For years, Benjamin had so many relapses that Maribel spent much of her time at the clinic. “My other son, Matías, had to get used to the fact that I often didn’t sleep at home,” he recalls. “Once Matías told me that everything was very unfair, that he had to go to school while I was with Benjamin, but that he also wanted to be with me.”
According to the psychologist, it is normal to hold on to your child who needs it, and it is also normal to feel guilty for doing so. “But it is important that parents try to get rid of this responsibility.
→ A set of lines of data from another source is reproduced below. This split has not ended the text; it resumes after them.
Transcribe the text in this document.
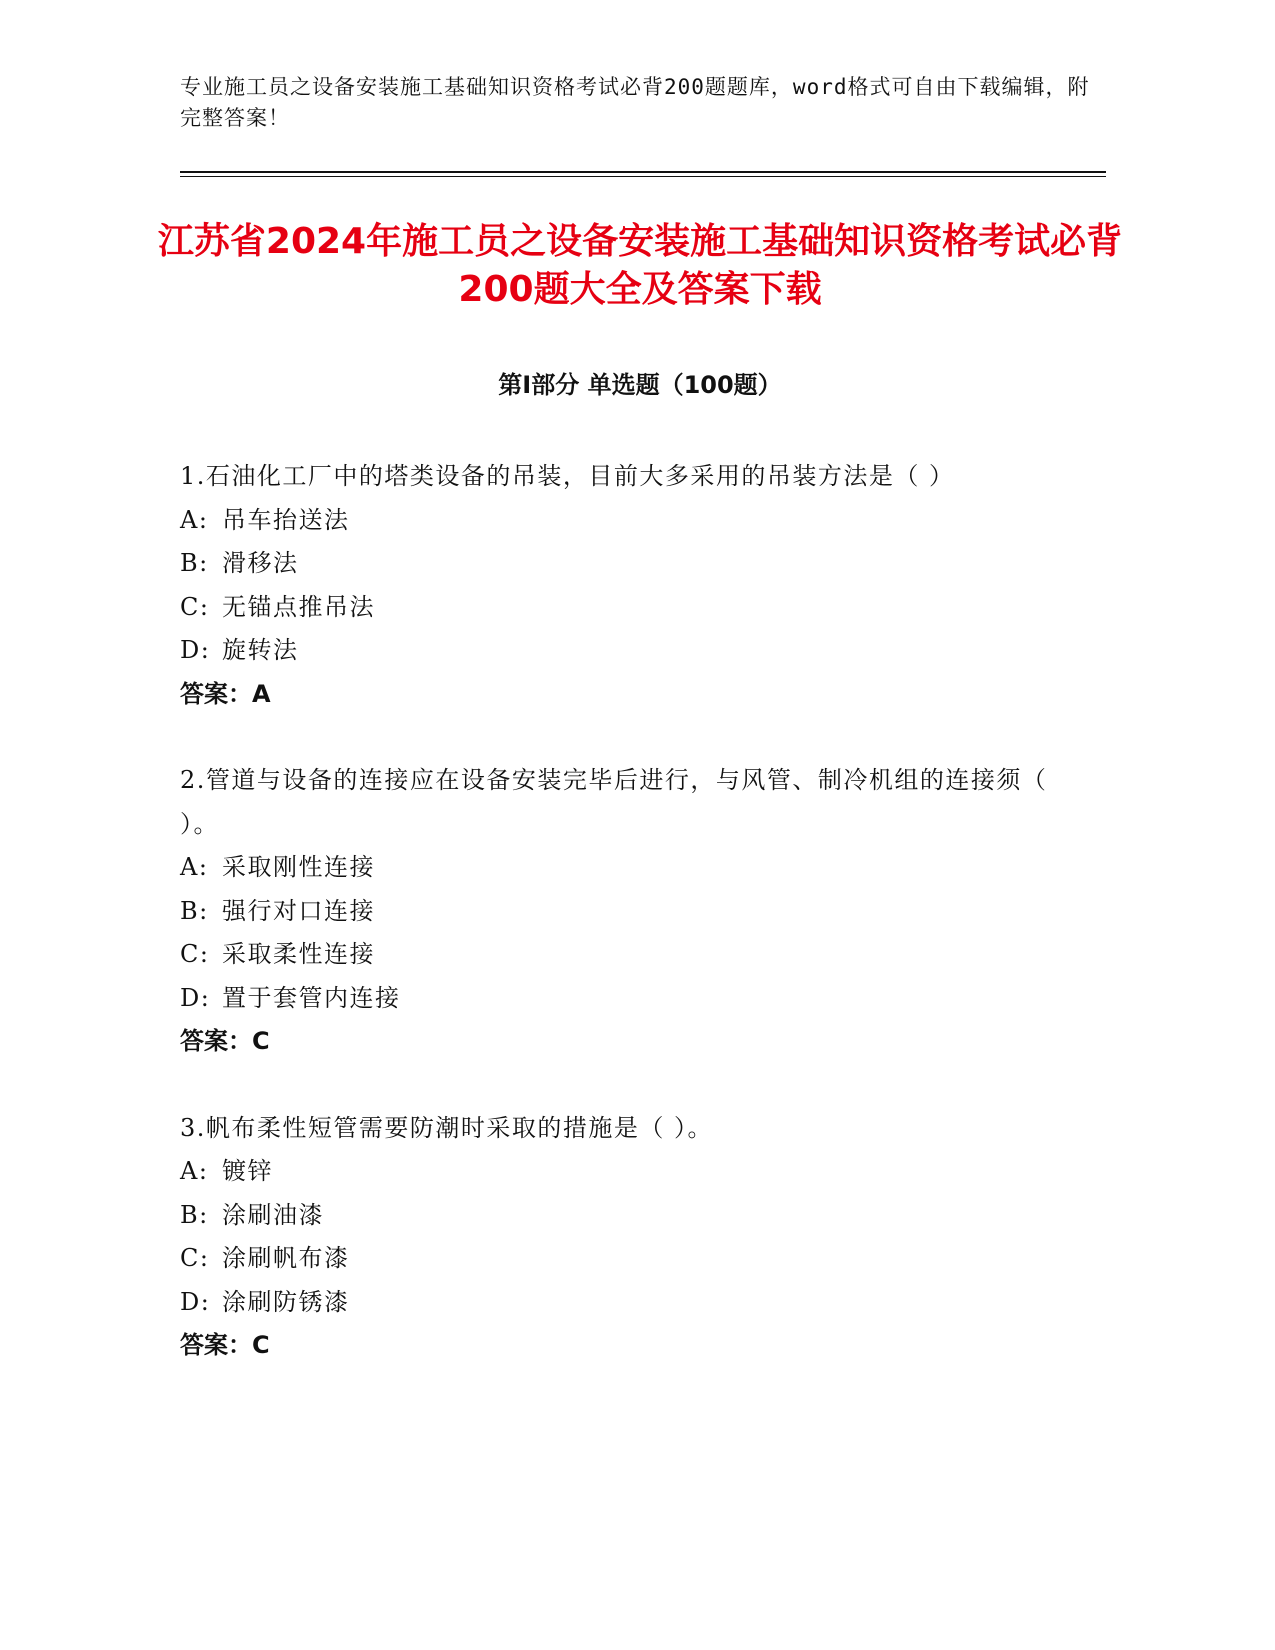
专业施工员之设备安装施工基础知识资格考试必背200题题库，word格式可自由下载编辑，附完整答案！

江苏省2024年施工员之设备安装施工基础知识资格考试必背200题大全及答案下载
第Ⅰ部分 单选题（100题）

1.石油化工厂中的塔类设备的吊装，目前大多采用的吊装方法是（ ）

A: 吊车抬送法
B: 滑移法
C: 无锚点推吊法
D: 旋转法

答案：A

2.管道与设备的连接应在设备安装完毕后进行，与风管、制冷机组的连接须（ ）。

A: 采取刚性连接
B: 强行对口连接
C: 采取柔性连接
D: 置于套管内连接

答案：C

3.帆布柔性短管需要防潮时采取的措施是（ ）。

A: 镀锌
B: 涂刷油漆
C: 涂刷帆布漆
D: 涂刷防锈漆

答案：C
Their responsibility is to remember that this other child is there and that they too have needs, but if I have a sick child and a healthy one, clearly they will not need me. at the same hours of the day.
How to help “invisible children”
Psychologist Corcuera has worked with families of children with serious diagnoses who live in Regions III and IV. In search of better treatment for their children, the mothers had to move with the patient to the capital. “I accompanied these mothers who had to leave their other children, without seeing them for months (…) When they were finally able to find each other, the calm of these mothers was absolute”, she recalls. In her experience, “there will be serious consequences if the ‘invisible child’ is not properly cared for and parents completely ignore. In these cases, they feel that they are less important”.
children in high demand
So that this does not happen, Maribel underlines the importance of strengthening the bond with them on a daily basis . For this, the psychologist affirms that it is crucial to accompany them in at least one of their daily tasks; when they wake up, at lunch or dinner time, help them take their bath, or even during video calls over very long distances . “ You have to take advantage of technology. Thanks to a video call, you can put a child to sleep or read him a story. So you have to try everything to be present in these moments of everyday life.
The psychologist also believes that it is crucial that children understand what is happening . “Given the stress of the diagnosis, they often don’t have time to explain to them or they don’t really understand what is going on. They might even feel like they did something wrong. , or that they stopped liking them. In early childhood, boys and girls are self-centered, they feel like everything is up to them,” he says. “Therefore, if they manage to understand everything that is going on and if they are well supported by the person who takes care of them, they should not be affected.”
Source: Latercera

I’m Rose Brown , a journalist and writer with over 10 years of experience in the news industry. I specialize in covering tennis-related news for Athletistic, a leading sports media website. My writing is highly regarded for its quick turnaround and accuracy, as well as my ability to tell compelling stories about the sport.